Fig. 8. Conserved alteration of the secretory pathway in mettl9-MO X. laevis neuralised animal caps (a.c.).

a Schematic depicting the preparation of neuralised animal caps (a.c.) from mettl9-MO or ctrl-MO embryos in X. laevis. b Most down-regulated GO terms in the mettl-MO a.c. proteome. c, d Most down-regulated Molecular Function (c) and Cellular Component (d) GO terms in mettl9-MO neuralised a.c. RNA-seq data (see Methods). GO terms related to Cytoskeleton and Secretory pathways were highlighted in green and blue, respectively. (b–d): hypergeometric test; colour scale shows adjusted p values, Benjamini-Hochberg correction. e Representative anterior and dorsal views of X. laevis embryos injected with either ctrl-MO or mettl9-MO, or co-injected with mettl9-MO and either mettl9^WT or mettl9^CatD mRNAs, showing elrC mRNA expression (purple), by whole-mount RNA in situ hybridisation. Arrowheads indicate intermediate (i) neuron precursors and trigeminal placodes (tp) affected in the treated side of mettl9-MO injected embryos. Inj.: Injected side. (m) medial and (l) lateral stria.
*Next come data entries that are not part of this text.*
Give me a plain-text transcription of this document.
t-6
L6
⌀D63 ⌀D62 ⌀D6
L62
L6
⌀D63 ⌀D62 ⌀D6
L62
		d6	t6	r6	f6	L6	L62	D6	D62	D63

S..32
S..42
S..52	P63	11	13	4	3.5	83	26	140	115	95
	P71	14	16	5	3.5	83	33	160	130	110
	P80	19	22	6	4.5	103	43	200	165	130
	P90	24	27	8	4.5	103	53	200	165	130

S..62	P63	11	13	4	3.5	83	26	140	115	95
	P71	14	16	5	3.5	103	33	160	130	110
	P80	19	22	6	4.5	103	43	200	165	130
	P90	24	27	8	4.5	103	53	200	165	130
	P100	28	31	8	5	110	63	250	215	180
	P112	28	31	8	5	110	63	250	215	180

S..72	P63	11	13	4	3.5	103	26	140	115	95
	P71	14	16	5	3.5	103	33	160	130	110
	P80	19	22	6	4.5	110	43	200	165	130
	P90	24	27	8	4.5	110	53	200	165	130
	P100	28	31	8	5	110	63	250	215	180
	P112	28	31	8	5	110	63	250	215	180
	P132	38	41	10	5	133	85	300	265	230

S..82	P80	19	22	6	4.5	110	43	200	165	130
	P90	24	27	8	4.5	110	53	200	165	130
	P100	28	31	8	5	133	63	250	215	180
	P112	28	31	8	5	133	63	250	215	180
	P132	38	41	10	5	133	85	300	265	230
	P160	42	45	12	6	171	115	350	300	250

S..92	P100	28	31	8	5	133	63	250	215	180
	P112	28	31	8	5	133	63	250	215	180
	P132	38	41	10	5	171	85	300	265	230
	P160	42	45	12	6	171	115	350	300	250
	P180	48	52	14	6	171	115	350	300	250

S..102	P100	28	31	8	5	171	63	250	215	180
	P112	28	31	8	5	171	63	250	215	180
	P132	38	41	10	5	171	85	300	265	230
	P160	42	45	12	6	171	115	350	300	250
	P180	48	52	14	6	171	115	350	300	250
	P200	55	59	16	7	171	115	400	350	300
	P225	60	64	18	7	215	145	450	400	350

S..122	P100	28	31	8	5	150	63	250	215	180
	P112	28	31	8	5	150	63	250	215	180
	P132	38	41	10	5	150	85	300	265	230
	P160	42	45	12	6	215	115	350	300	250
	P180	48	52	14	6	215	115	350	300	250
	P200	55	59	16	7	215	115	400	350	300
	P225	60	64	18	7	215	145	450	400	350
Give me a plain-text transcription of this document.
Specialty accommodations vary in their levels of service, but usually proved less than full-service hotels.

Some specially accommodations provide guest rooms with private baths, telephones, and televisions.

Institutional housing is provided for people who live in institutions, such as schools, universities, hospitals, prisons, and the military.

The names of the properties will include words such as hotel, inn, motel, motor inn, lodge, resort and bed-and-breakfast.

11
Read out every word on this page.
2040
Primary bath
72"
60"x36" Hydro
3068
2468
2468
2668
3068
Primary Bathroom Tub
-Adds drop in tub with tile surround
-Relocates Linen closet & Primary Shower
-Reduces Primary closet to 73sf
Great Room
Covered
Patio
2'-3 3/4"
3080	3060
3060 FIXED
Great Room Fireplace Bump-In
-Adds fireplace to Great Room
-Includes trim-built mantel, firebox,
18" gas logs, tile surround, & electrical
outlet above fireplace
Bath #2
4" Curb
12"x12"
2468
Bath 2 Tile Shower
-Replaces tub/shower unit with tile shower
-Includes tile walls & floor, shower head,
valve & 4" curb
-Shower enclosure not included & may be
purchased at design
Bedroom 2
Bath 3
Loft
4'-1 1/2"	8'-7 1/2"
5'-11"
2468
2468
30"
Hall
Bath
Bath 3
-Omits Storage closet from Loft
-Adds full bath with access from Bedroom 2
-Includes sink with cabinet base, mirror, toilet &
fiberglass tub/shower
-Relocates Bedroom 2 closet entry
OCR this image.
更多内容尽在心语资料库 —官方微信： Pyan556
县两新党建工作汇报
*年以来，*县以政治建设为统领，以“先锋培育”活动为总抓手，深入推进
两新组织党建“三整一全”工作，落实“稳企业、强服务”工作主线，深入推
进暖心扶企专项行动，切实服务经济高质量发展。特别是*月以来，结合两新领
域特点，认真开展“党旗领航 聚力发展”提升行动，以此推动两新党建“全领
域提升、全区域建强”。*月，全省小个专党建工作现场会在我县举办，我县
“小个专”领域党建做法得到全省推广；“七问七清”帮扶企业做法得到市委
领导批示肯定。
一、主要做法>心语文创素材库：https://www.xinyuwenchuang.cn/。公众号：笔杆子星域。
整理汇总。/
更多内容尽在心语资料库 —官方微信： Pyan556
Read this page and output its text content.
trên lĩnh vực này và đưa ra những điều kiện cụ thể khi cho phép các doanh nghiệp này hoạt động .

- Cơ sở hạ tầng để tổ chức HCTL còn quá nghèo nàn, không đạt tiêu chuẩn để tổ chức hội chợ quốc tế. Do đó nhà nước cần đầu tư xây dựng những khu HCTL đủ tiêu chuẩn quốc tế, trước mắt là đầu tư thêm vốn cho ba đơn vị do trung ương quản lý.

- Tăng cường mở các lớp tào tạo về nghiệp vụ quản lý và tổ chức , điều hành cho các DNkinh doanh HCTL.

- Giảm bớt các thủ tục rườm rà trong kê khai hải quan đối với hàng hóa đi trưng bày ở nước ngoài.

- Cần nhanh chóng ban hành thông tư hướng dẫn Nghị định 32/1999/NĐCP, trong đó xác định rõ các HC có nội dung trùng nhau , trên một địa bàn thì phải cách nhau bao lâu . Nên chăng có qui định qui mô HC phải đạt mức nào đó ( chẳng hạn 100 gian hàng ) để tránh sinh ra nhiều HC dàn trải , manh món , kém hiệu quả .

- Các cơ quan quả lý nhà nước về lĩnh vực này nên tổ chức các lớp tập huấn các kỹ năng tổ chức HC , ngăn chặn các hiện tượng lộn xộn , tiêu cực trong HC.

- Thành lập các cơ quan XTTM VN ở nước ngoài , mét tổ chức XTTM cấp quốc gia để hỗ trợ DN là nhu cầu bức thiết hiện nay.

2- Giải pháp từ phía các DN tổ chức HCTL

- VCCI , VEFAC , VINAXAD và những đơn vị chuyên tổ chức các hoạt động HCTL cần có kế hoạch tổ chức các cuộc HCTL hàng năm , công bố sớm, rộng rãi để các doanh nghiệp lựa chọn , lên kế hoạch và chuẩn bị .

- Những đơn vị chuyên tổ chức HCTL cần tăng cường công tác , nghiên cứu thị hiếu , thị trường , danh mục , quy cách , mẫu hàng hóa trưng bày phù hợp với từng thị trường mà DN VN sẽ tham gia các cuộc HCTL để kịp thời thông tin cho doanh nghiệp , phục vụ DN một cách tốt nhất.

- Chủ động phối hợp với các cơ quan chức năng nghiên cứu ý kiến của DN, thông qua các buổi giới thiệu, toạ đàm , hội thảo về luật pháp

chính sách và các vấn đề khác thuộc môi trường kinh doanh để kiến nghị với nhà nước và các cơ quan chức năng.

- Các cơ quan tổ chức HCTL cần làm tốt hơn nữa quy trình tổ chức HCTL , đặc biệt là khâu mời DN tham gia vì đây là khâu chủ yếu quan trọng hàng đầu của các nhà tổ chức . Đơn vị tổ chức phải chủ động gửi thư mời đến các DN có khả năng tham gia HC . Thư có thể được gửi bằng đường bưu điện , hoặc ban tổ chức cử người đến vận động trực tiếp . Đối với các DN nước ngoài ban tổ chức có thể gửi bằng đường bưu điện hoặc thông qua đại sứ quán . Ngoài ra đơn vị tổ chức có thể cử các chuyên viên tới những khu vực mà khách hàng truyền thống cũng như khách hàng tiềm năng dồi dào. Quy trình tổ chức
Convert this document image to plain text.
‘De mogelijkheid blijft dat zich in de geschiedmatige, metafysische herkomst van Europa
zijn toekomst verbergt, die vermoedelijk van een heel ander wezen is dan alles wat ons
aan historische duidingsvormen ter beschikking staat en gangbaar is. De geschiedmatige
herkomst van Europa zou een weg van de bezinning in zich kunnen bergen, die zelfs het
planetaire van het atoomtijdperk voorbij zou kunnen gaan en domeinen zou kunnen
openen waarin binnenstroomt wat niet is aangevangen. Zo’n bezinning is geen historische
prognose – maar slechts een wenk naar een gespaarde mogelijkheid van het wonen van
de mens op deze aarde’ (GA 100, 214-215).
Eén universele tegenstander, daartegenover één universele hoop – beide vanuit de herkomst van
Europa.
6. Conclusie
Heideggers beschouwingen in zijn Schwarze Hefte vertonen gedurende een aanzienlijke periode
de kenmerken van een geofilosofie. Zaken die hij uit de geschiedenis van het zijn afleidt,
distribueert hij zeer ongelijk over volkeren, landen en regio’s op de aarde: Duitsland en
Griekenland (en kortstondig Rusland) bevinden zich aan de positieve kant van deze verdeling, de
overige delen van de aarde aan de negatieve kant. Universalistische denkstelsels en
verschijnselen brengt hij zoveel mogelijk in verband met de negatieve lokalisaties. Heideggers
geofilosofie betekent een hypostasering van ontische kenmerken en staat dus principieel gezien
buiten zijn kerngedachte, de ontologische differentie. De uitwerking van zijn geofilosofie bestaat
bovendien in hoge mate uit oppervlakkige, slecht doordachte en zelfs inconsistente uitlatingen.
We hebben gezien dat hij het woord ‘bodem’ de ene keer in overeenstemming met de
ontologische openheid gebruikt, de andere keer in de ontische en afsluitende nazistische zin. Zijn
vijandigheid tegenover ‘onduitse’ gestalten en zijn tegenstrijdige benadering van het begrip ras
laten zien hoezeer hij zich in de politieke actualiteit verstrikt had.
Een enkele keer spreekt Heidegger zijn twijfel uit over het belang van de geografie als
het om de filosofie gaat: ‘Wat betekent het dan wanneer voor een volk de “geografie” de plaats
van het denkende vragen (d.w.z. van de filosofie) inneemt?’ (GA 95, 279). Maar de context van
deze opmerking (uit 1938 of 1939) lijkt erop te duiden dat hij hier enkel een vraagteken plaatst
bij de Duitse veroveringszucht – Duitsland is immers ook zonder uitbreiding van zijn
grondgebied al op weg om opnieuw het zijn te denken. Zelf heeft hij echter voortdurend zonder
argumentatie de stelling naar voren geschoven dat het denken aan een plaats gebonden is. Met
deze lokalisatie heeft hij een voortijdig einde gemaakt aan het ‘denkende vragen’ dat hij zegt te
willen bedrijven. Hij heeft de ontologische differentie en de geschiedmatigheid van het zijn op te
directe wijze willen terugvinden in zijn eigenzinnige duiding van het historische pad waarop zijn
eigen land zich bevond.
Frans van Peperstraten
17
Embryos numbers are shown above each panel. f Bar graph showing the quantification of embryos: ctrl-MO, mettl9-MO or mettl9-MO co-injected with either mettl9^WT or mettl9^CatD mRNAs, screened for altered elrC expression (% embryos are reported in the graph; χ2 test). Error bars: mean ± SD. g Schematic depicting our working model: METTL9 has an evolutionary conserved role in vertebrates in sustaining early neural development, mainly through catalytic independent functions (in green). Among these, we identified one related to the maintenance of the secretory pathway. This function is mediated by protein-protein interactions occurring most likely at the peripheral side of the Golgi (magenta), where METTL9 is localised in mNSCs. We envisage that METTL9 binding to STMN1 and RAB2 regulates their functions related to the cytoskeleton, cargo motility and Golgi structure. Therefore, in METTL9-deficient NSCs, cellular trafficking and Golgi morphology are perturbed, and this is detrimental to the establishment of neural polarity, cell signalling, axon development and ultimately to neural differentiation. METTL9 methyltransferase activity may cooperate with the maintenance of the secretory pathway through histidine methylation (and thus, probable regulation) of Golgi-related substrates, like MYO18A or zinc transporters like SLC30A5/7 and SLC39A7 but might be marginal for neural development.